データベース開発でよく利用されるストアドプロシージャは、複雑な処理をデータベース内部で効率的に実行するための仕組みです。この記事では、ストアドプロシージャを記述する主な言語や、具体的な活用例について詳しく解説します。
ストアドプロシージャとは何か
ストアドプロシージャは、SQLデータベース内で事前に作成される一連のSQL命令の集合です。アプリケーションから呼び出すことで、複雑なデータ操作を一括して実行できます。
例えば、顧客情報の更新や注文履歴の集計など、繰り返し使う処理を効率化できます。
主要な言語: SQL系言語と拡張言語
ストアドプロシージャは基本的にSQLをベースに記述されます。各データベースシステムでは、SQLを拡張した独自の手続き型言語を提供しています。
代表的な例として、MySQLやMariaDBではSQL/PSM、PostgreSQLではPL/pgSQL、Microsoft SQL ServerではT-SQLが用いられます。Oracle DatabaseではPL/SQLが標準的に利用されます。
SQL/PSMとPL/SQLの違い
SQL/PSM(Persistent Stored Module)はSQL標準に沿った手続き型言語で、条件分岐やループ構文をサポートしています。MySQLやMariaDBでのストアドプロシージャはこの形式で記述されます。
PL/SQLはOracle独自の拡張で、トランザクション制御や例外処理が強化されています。例えば、複数テーブルへの更新やエラー発生時のロールバック処理などが簡単に記述可能です。
ストアドプロシージャの具体例
MySQLの場合、顧客の注文総額を計算するストアドプロシージャは次のように記述できます。

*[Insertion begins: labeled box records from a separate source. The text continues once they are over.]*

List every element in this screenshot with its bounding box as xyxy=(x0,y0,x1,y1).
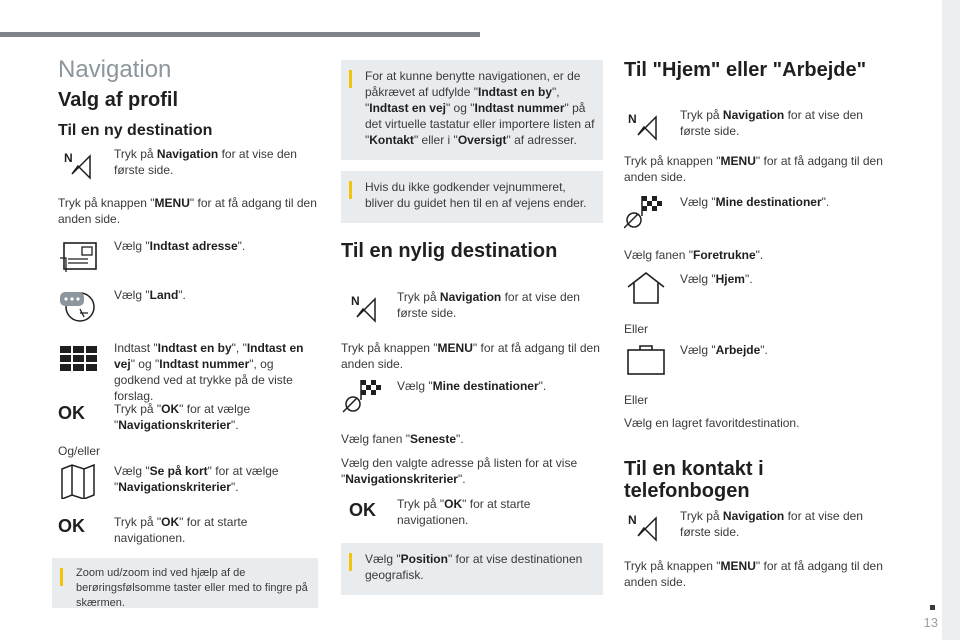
step-navigation xyxy=(58,146,320,186)
country-icon xyxy=(58,287,100,323)
svg-text:N: N xyxy=(64,151,73,165)
page-number: 13 xyxy=(923,615,938,630)
heading-nylig-destination: Til en nylig destination xyxy=(341,240,558,262)
svg-text:N: N xyxy=(628,112,637,126)
step-arbejde xyxy=(624,342,886,382)
step-ok-start xyxy=(58,514,320,554)
section-title: Navigation xyxy=(58,56,172,83)
navigation-icon xyxy=(58,146,100,182)
step-indtast xyxy=(58,340,320,403)
top-rule xyxy=(0,32,480,37)
briefcase-icon xyxy=(624,342,666,378)
step-mine-destinationer-label: Vælg "Mine destinationer". xyxy=(397,379,547,393)
step-land xyxy=(58,287,320,327)
tab-instruction: Vælg fanen "Foretrukne". xyxy=(624,248,764,262)
page-marker xyxy=(930,605,935,610)
step-navigation xyxy=(624,508,886,548)
step-hjem-label: Vælg "Hjem". xyxy=(680,272,753,286)
step-se-paa-kort xyxy=(58,463,320,503)
saved-destination-text: Vælg en lagret favoritdestination. xyxy=(624,416,800,430)
map-icon xyxy=(58,463,100,499)
step-navigation-label: Tryk på Navigation for at vise den første side. xyxy=(397,290,580,320)
info-note-required: For at kunne benytte navigationen, er de påkrævet af udfylde "Indtast en by", "Indtast en vej" og "Indtast nummer" på det virtuelle tastatur eller importere listen af "Kontakt" eller i "Oversigt" af adresser. xyxy=(341,60,603,160)
keyboard-icon xyxy=(58,340,100,376)
step-hjem xyxy=(624,271,886,311)
ok-icon: OK xyxy=(58,403,85,423)
heading-valg-af-profil: Valg af profil xyxy=(58,89,179,111)
step-navigation-label: Tryk på Navigation for at vise den første side. xyxy=(680,509,863,539)
navigation-icon xyxy=(624,107,666,143)
tab-instruction: Vælg fanen "Seneste". xyxy=(341,432,464,446)
step-ok-start xyxy=(341,496,603,536)
step-indtast-label: Indtast "Indtast en by", "Indtast en vej" og "Indtast nummer", og godkend ved at trykke på de viste forslag. xyxy=(114,341,304,403)
heading-kontakt: Til en kontakt i telefonbogen xyxy=(624,458,764,502)
svg-text:N: N xyxy=(351,294,360,308)
og-eller-text: Og/eller xyxy=(58,444,101,458)
step-se-paa-kort-label: Vælg "Se på kort" for at vælge "Navigationskriterier". xyxy=(114,464,279,494)
page-side-strip xyxy=(942,0,960,640)
step-navigation xyxy=(624,107,886,147)
address-entry-icon xyxy=(58,238,100,274)
menu-instruction: Tryk på knappen "MENU" for at få adgang til den anden side. xyxy=(341,341,600,371)
position-note: Vælg "Position" for at vise destinationen geografisk. xyxy=(341,543,603,595)
step-navigation-label: Tryk på Navigation for at vise den første side. xyxy=(114,147,297,177)
heading-ny-destination: Til en ny destination xyxy=(58,122,213,139)
step-mine-destinationer xyxy=(341,378,603,418)
eller-text: Eller xyxy=(624,322,649,336)
svg-text:N: N xyxy=(628,513,637,527)
eller-text: Eller xyxy=(624,393,649,407)
step-ok-start-label: Tryk på "OK" for at starte navigationen. xyxy=(397,497,531,527)
step-ok-kriterier-label: Tryk på "OK" for at vælge "Navigationskriterier". xyxy=(114,402,251,432)
zoom-note: Zoom ud/zoom ind ved hjælp af de berøringsfølsomme taster eller med to fingre på skærmen. xyxy=(52,558,318,608)
menu-instruction: Tryk på knappen "MENU" for at få adgang til den anden side. xyxy=(624,559,883,589)
step-land-label: Vælg "Land". xyxy=(114,288,186,302)
step-indtast-adresse xyxy=(58,238,320,278)
step-navigation xyxy=(341,289,603,329)
navigation-icon xyxy=(341,289,383,325)
step-ok-kriterier xyxy=(58,401,320,441)
step-navigation-label: Tryk på Navigation for at vise den første side. xyxy=(680,108,863,138)
step-indtast-adresse-label: Vælg "Indtast adresse". xyxy=(114,239,246,253)
home-icon xyxy=(624,271,666,307)
ok-icon: OK xyxy=(349,500,376,520)
menu-instruction: Tryk på knappen "MENU" for at få adgang til den anden side. xyxy=(624,154,883,184)
step-mine-destinationer xyxy=(624,194,886,234)
ok-icon: OK xyxy=(58,516,85,536)
navigation-icon xyxy=(624,508,666,544)
step-ok-start-label: Tryk på "OK" for at starte navigationen. xyxy=(114,515,248,545)
heading-hjem-arbejde: Til "Hjem" eller "Arbejde" xyxy=(624,59,867,81)
select-instruction: Vælg den valgte adresse på listen for at vise "Navigationskriterier". xyxy=(341,456,578,486)
destination-flag-icon xyxy=(341,378,383,414)
step-mine-destinationer-label: Vælg "Mine destinationer". xyxy=(680,195,830,209)
destination-flag-icon xyxy=(624,194,666,230)
info-note-vejnummer: Hvis du ikke godkender vejnummeret, bliver du guidet hen til en af vejens ender. xyxy=(341,171,603,223)
menu-instruction: Tryk på knappen "MENU" for at få adgang til den anden side. xyxy=(58,196,317,226)
step-arbejde-label: Vælg "Arbejde". xyxy=(680,343,768,357)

CREATE PROCEDURE CalculateTotal(IN customerId INT) BEGIN SELECT SUM(amount) FROM orders WHERE customer_id = customerId; END;
このように、SQL文と制御構文を組み合わせることで、複雑な処理もデータベース内で効率よく実行できます。
まとめ
ストアドプロシージャの主な言語は、データベースごとに異なる手続き型SQL言語です。MySQLではSQL/PSM、PostgreSQLではPL/pgSQL、SQL ServerではT-SQL、OracleではPL/SQLが使われます。これらを活用することで、アプリケーションの処理を効率化し、データベース側で安全かつ高速に処理を実行できるようになります。